DALAM ERA INFORMASI seperti sekarang ini, kepribadian sejati manusia dalam harkat martabat kemanusiaannya yang baik dan tinggi. Yang telah diciptakan Allah dan dibedakan dengan makhluk lainnya, oleh posisi kemuliaan yang diperuntukkan baginya, seakan sudah mengalami degradasi dan pengrusakan.
Menurunkan nilai dirinya ke arah kerendahan yang diciptakannya sendiri.
Menjebaknya ke arah keterpurukan hidup, dan tempat tinggal terburuk di alam akhirat!
“Sesungguhya Kami telah menciptakan manusia dalam bentuk yang sebaik-baiknya. Kemudian Kami kembalikan dia ke tempat yang serendah-rendahnya (neraka)” (QS 95:4-5)
KEJADIAN INI MEWUJUD, baik disebabkan oleh lingkungan yang membentuk, dan dibentuk. Ataupun karena adanya kecenderungan nafsu kejahatan dan kesenangan yang diperturutkan. Yang kata mereka, tak bisa dilerai dan dikendalikan.

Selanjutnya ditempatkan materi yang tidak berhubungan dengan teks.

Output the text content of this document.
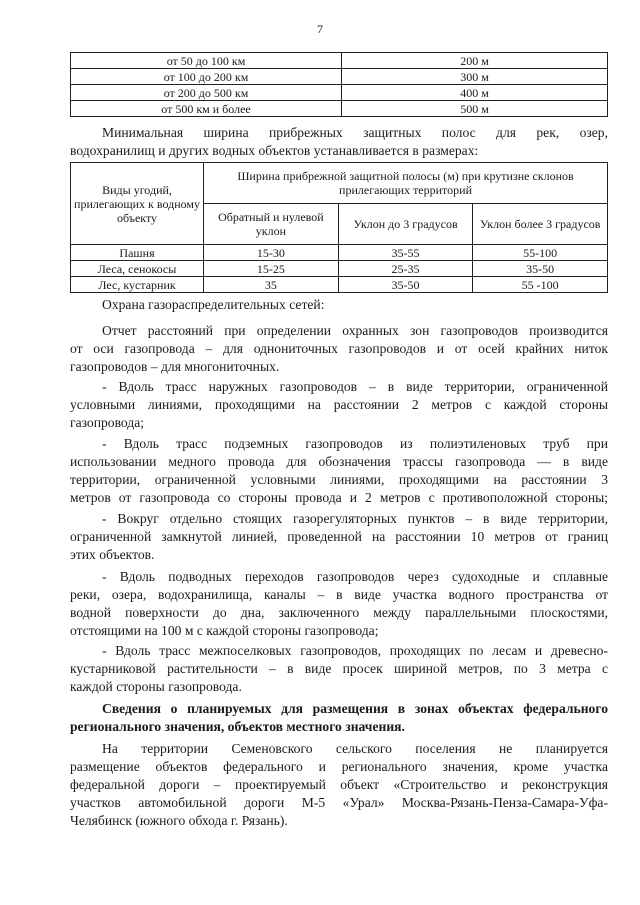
7
от 50 до 100 км	200 м
от 100 до 200 км	300 м
от 200 до 500 км	400 м
от 500 км и более	500 м
Минимальная ширина прибрежных защитных полос для рек, озер,
водохранилищ и других водных объектов устанавливается в размерах:
Виды угодий, прилегающих к водному объекту	Ширина прибрежной защитной полосы (м) при крутизне склонов прилегающих территорий		
	Обратный и нулевой уклон	Уклон до 3 градусов	Уклон более 3 градусов
Пашня	15-30	35-55	55-100
Леса, сенокосы	15-25	25-35	35-50
Лес, кустарник	35	35-50	55 -100
Охрана газораспределительных сетей:
Отчет расстояний при определении охранных зон газопроводов производится
от оси газопровода – для однониточных газопроводов и от осей крайних ниток
газопроводов – для многониточных.
- Вдоль трасс наружных газопроводов – в виде территории, ограниченной
условными линиями, проходящими на расстоянии 2 метров с каждой стороны
газопровода;
- Вдоль трасс подземных газопроводов из полиэтиленовых труб при
использовании медного провода для обозначения трассы газопровода — в виде
территории, ограниченной условными линиями, проходящими на расстоянии 3
метров от газопровода со стороны провода и 2 метров с противоположной стороны;
- Вокруг отдельно стоящих газорегуляторных пунктов – в виде территории,
ограниченной замкнутой линией, проведенной на расстоянии 10 метров от границ
этих объектов.
- Вдоль подводных переходов газопроводов через судоходные и сплавные
реки, озера, водохранилища, каналы – в виде участка водного пространства от
водной поверхности до дна, заключенного между параллельными плоскостями,
отстоящими на 100 м с каждой стороны газопровода;
- Вдоль трасс межпоселковых газопроводов, проходящих по лесам и древесно-
кустарниковой растительности – в виде просек шириной метров, по 3 метра с
каждой стороны газопровода.
Сведения о планируемых для размещения в зонах объектах федерального
регионального значения, объектов местного значения.
На территории Семеновского сельского поселения не планируется
размещение объектов федерального и регионального значения, кроме участка
федеральной дороги – проектируемый объект «Строительство и реконструкция
участков автомобильной дороги М-5 «Урал» Москва-Рязань-Пенза-Самара-Уфа-
Челябинск (южного обхода г. Рязань).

PADAHAL Allah telah memperlihatkan dan membandingkan, antara nafsu jahat yang diikuti, dan keinginan baik yang dirahmati, berbeda.
“Dan aku tidak membebaskan diriku (dari kesalahan), karena sesungguhnya nafsu itu selalu menyuruh kepada kejahatan, kecuali nafsu yang diberi rahmat oleh Tuhanku…..” (QS 12:53)

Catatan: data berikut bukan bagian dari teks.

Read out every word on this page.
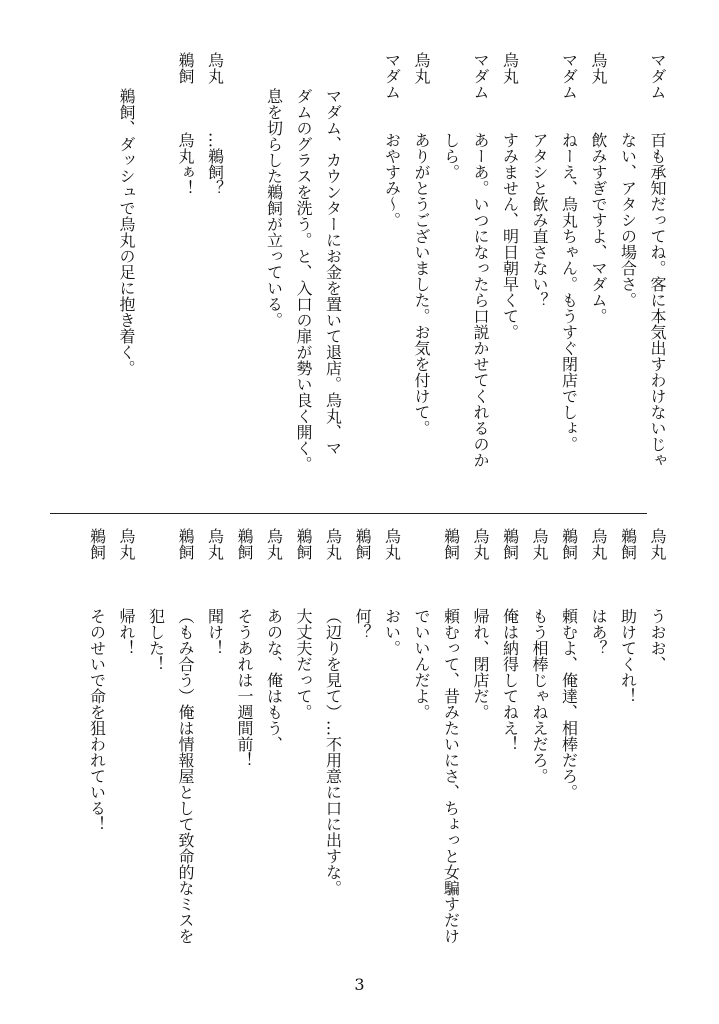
マダム百も承知だってね。客に本気出すわけないじゃ
ない、アタシの場合さ。
烏丸飲みすぎですよ、マダム。
マダムねーえ、烏丸ちゃん。もうすぐ閉店でしょ。
アタシと飲み直さない？
烏丸すみません、明日朝早くて。
マダムあーあ。いつになったら口説かせてくれるのか
しら。
烏丸ありがとうございました。お気を付けて。
マダムおやすみ〜。
マダム、カウンターにお金を置いて退店。烏丸、マ
ダムのグラスを洗う。と、入口の扉が勢い良く開く。
息を切らした鵜飼が立っている。
烏丸…鵜飼？
鵜飼烏丸ぁ！
鵜飼、ダッシュで烏丸の足に抱き着く。
烏丸うおお、
鵜飼助けてくれ！
烏丸はあ？
鵜飼頼むよ、俺達、相棒だろ。
烏丸もう相棒じゃねえだろ。
鵜飼俺は納得してねえ！
烏丸帰れ、閉店だ。
鵜飼頼むって、昔みたいにさ、ちょっと女騙すだけ
でいいんだよ。
烏丸おい。
鵜飼何？
烏丸（辺りを見て）…不用意に口に出すな。
鵜飼大丈夫だって。
烏丸あのな、俺はもう、
鵜飼そうあれは一週間前！
烏丸聞け！
鵜飼（もみ合う）俺は情報屋として致命的なミスを
犯した！
烏丸帰れ！
鵜飼そのせいで命を狙われている！
3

PENGARUH pembauran budaya yang diciptakan era informasi global, revolusi informasi paska mordernisasi, yang supremasi power informasinya dikuasai Barat, sebagai pemegang hegemoni budaya dan peradaban, banyak menjerat kehidupan muslim atau muslimah ke dalam jurang kebinasaan.
CORAK, gaya hidup, sikap, watak dan tabiat kehidupan yang dimiliki Barat, ber-epidemi. Mewabah sedemikian rupa, seolah ingin dilahap habis-habisan, dalam kehausan nafsu hedonistis yang berlebihan.
"Mumpung masih hidup, reguklah kepuasan itu di mana saja bisa ditemui dan didapat." Itulah filosofi dan slogan hidup mereka.